The first day of class, during which Worth gives the students a basic overview of filmmaking and later conducts the first interviews with the students. He writes,

I felt that the first session went extremely well. I covered the 3 stages of filmmaking. Stage 1 thinking about an idea, stage 2 photographing the idea and making the shot, and 3 editing…I also discussed the concept of the documentary film. I explained to them what the word meant and a little bit about where it came from (B14FF28PP113-4).

Later, the teachers and students unloaded and arranged the equipment:

The plan that we devised was to explain to the students that I would meet with them first with a group of boys and then having individual conferences with the boys and then with the group of girls having individual conferences with each girl.
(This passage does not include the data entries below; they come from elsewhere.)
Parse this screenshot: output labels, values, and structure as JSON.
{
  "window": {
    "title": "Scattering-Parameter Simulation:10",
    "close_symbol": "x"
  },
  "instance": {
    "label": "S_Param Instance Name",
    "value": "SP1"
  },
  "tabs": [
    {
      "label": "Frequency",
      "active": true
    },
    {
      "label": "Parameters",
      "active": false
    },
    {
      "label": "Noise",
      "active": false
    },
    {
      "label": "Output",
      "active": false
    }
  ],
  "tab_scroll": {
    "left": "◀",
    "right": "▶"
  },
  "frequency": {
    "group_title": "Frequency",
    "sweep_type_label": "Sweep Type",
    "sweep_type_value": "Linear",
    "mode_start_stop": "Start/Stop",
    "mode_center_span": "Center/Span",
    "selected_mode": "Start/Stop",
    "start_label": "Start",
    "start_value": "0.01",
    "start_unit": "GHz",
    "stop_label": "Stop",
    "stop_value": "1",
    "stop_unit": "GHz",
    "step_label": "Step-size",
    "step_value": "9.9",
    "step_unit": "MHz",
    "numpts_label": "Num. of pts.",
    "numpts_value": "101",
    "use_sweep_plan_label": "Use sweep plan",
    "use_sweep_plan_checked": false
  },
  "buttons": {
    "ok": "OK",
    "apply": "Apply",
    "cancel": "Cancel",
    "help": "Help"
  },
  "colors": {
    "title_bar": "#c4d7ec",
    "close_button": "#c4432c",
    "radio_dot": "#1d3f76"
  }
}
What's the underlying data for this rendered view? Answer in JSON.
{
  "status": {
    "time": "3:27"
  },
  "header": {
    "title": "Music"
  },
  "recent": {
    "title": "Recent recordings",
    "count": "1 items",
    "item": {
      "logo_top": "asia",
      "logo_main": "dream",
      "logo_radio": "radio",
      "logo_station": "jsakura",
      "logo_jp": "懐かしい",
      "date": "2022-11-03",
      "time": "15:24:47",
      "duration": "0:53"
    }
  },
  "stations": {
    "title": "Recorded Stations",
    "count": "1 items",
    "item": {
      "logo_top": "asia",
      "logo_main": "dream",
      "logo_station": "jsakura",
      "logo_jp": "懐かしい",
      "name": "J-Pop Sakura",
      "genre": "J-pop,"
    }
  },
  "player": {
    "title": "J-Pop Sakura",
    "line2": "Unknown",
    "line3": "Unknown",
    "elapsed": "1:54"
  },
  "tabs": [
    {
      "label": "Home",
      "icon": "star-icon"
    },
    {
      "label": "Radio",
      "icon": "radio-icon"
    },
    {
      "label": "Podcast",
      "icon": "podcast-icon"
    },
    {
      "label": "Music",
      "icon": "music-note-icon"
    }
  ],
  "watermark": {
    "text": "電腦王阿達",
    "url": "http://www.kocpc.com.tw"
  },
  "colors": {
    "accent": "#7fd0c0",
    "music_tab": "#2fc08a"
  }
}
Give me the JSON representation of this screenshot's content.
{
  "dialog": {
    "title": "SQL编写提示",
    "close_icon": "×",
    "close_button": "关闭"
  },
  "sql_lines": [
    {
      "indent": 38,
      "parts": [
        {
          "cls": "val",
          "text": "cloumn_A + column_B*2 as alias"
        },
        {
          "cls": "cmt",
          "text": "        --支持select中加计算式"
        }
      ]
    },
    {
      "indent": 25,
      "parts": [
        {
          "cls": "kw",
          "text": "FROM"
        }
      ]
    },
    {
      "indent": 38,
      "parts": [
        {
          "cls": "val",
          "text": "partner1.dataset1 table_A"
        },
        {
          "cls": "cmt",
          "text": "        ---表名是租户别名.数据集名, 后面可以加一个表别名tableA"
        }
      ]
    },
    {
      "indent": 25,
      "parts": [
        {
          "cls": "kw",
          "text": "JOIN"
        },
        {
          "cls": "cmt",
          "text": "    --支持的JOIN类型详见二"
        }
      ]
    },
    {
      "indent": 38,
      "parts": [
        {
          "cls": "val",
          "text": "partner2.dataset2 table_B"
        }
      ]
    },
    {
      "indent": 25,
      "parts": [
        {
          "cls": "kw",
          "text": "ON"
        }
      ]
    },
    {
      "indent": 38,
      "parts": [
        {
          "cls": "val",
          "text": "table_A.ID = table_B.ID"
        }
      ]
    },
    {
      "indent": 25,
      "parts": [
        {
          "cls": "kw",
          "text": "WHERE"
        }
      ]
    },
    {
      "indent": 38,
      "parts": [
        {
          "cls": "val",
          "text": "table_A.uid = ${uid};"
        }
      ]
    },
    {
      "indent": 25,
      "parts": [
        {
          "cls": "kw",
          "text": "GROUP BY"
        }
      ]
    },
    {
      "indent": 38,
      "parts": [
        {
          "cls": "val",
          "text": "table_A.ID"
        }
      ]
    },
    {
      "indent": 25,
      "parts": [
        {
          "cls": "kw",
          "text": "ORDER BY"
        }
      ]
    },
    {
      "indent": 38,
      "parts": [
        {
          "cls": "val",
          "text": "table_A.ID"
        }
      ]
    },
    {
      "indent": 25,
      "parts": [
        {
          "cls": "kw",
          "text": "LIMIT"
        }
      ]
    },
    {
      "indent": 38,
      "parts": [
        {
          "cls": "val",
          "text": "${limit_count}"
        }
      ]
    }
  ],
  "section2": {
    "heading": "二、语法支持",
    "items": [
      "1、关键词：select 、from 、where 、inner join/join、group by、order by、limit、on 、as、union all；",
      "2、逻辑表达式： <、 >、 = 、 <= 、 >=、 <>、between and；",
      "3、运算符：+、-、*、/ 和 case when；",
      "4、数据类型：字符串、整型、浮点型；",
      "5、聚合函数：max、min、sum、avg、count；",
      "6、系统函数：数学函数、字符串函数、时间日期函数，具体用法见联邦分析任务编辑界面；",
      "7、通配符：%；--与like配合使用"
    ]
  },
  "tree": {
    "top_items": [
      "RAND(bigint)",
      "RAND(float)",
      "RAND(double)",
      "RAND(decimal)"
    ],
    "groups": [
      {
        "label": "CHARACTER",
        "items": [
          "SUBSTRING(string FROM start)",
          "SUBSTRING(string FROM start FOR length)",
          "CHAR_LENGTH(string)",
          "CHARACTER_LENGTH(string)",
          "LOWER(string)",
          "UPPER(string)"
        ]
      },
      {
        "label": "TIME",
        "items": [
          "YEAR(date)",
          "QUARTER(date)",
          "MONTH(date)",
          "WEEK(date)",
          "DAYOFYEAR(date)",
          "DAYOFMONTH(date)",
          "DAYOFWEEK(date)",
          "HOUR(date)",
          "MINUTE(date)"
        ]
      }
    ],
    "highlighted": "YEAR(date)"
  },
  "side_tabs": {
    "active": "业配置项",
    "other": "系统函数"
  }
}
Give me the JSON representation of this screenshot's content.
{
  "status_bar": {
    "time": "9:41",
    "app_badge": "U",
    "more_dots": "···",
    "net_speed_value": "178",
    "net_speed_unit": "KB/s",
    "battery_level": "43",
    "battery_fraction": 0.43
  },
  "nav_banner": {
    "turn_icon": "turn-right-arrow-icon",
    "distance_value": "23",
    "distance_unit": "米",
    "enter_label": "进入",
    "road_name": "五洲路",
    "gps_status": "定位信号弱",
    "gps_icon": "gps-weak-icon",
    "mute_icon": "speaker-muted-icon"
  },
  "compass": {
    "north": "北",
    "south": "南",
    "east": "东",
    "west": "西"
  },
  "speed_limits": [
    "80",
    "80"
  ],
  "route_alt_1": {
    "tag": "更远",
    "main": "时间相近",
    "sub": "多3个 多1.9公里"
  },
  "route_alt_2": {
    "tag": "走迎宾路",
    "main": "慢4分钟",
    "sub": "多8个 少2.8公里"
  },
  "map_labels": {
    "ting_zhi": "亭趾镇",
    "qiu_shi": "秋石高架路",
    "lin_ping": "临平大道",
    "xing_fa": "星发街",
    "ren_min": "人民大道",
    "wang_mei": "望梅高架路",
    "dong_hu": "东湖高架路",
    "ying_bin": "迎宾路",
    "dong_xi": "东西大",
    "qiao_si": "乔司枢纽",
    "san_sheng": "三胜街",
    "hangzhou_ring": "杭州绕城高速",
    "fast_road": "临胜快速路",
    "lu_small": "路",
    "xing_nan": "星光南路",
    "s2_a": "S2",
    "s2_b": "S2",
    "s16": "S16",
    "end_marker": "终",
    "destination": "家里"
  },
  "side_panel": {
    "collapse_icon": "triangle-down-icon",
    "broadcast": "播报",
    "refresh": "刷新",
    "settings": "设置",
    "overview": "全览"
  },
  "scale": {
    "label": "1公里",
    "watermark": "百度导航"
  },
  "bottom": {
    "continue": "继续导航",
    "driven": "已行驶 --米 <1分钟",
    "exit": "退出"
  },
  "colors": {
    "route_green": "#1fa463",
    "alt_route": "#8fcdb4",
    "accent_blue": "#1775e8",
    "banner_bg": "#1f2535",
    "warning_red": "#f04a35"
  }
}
I decided to use the boys first because… [they] could get to work building the editing tables while I was talking to the girls. While I was talking to the boys, the girls could be helping Dick Chalfen do some electrical work making extension cords, getting more chairs and so forth (B14FF28P114).

Tuesday, June 7

Worth gives a lecture about the “history of picture-making,” which began with cave paintings from “about twenty-five thousand years ago” to present day. He concludes the lecture by saying,

Now really you’re in this long movement that started 2500 years ago with the same problems that they had 2500 years ago. What am I going to show, why am I going to show it and what do I want to make somebody feel when he sees it? It isn’t just that you’re starting today, it follows a long line of many, many people. And that’s really the, the, as I see it the story of picture making how do I put it together so that it makes some sense to me. How can I organize the world in my head and get those pictures of it and I can put them any way I want, and say something with it. This is the stage we’re at, what are we going to do with it? (B15FF3p1534).

Later, students use the cameras for the first time. Worth reflects on their aptitude:

Although I felt that they were suffering from a great amount of shock because of the information that I had given them – very little of this was apparent in the way they handled the camera…All of them took to this with great ease and very little fear (B14FF28P121).

Wednesday, June 8

Worth continues to teach the basics of filmmaking:

My plan for today was the following: / 1. I would talk about what happened to your film when Dick went and brought it to the laboratory. 2. I would talk more about the camera, the tripod, the exposure meter and different sorts of cameras. 3. I would begin my explanation of editing… 4. I would like the students to do more shooting today. I will explain about different lenses but I will not tell them precisely what the different lenses do… 5. I want to do much more interviewing about the work of yesterday…(B14FF28P122).

Thursday, June 9

The class settles in to a regular rhythm, and students see their own films for the first time. Worth writes,

By now our classroom style had come down to a very simple thing. We would meet in the morning, sitting under the pines for about an hour, where I would talk with the class for the work of the day. Any questions (there were usually very few) would come up at this point then into the classroom for a while in the morning, break for lunch, and starting again at 1:30 either working at the editing table or working at shooting. All of this was interspersed with almost daily visits into the office for tape recorded sessions about the film ideas which can be gotten from the tapes (B14FF28P131).

Friday, June 10

At the end of the day, Worth collects his thoughts about the first week of classes. While he reflects on many different issues, one theme that comes up over and over is the comparison between the Navajo students and Worth’s Annenberg students:

Chalfen and Worth agree that technically that after 5 days of instruction these students are ahead of Annenberg students after a week of instruction. By this I mean, that they can load the cameras more skillfully, turn the lenses, focus, and do all the other technical things necessary to get an image on the camera. This does not mean that some Annenberg students are not way ahead of them. It is just a generalized feeling that in the large part the fact that these students are so anxious to learn a technology makes them more able to handle the technology in a shorter length of time. Whether this will be true after 2 or 3 weeks is something that we will have to watch (B14FF28PP133-4).